Che sia in cloud oppure on premise, l'imperativo è affidarsi a procedure automatizzate. È necessario gestire il ciclo di vita dei backup nella maniera più funzionale possibile, ossia creando una sequenza di backup progressivi, che consentano di recuperare versioni di differenti epoche sia dei documenti salvati, sia di quelli che sono stati cancellati.
La fotografia della situazione
Nonostante quanto detto sopra, le perdite di dati affliggono ancora molte aziende per la mancanza di una gestione adeguata dei backup. Una ricerca condotta da Acronis a fine 2019 rivelava che del 2019 il 42% delle aziende ha subito un evento di perdita di dati che ha provocato tempi di inattività. Questo nonostante il 91% dei responsabili aziendali eseguisse correttamente le operazioni di backup. Il problema è che solo il 41% delle aziende procedeva quotidianamente ad aggiornare i backup.
L'85% delle aziende non esegue il backup più volte al giorno.
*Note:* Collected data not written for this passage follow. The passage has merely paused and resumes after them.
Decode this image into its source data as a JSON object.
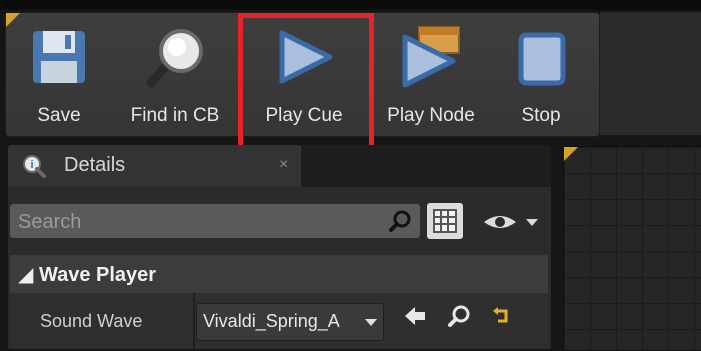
{
  "toolbar": {
    "buttons": [
      {
        "label": "Save",
        "icon": "floppy-disk-icon"
      },
      {
        "label": "Find in CB",
        "icon": "magnifier-icon"
      },
      {
        "label": "Play Cue",
        "icon": "play-triangle-icon"
      },
      {
        "label": "Play Node",
        "icon": "play-node-icon"
      },
      {
        "label": "Stop",
        "icon": "stop-square-icon"
      }
    ]
  },
  "details": {
    "tab_label": "Details",
    "close_glyph": "×",
    "search_placeholder": "Search"
  },
  "wave_player": {
    "category": "Wave Player",
    "sound_wave_label": "Sound Wave",
    "sound_wave_value": "Vivaldi_Spring_A"
  },
  "colors": {
    "highlight": "#e3242b",
    "accent": "#d7a22a"
  }
}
Il 26% lo fa una volta al giorno, il 28% settimanalmente, il 20% ogni mese e il 10% non esegue alcun backup. Questo significa che nel migliore dei casi abbondano le situazioni in cui ci sono delle lacune nei dati disponibili per il recupero.
Fra gli utenti professionali che non eseguono backup, quasi il 50% ritiene questa attività non necessaria. I dati confermano quanto sia errato questo atteggiamento. Il 42% delle organizzazioni ha segnalato una perdita di dati con conseguente inattività. Il 41% ha perso produttività o denaro a causa dell'inaccessibilità dei dati.
Ampliando la platea a utenti finali e liberi professionisti la situazione precipita. Solo il 17% degli utenti finali e il 20% dei professionisti utilizzando backup ibridi su supporti locali e nel cloud.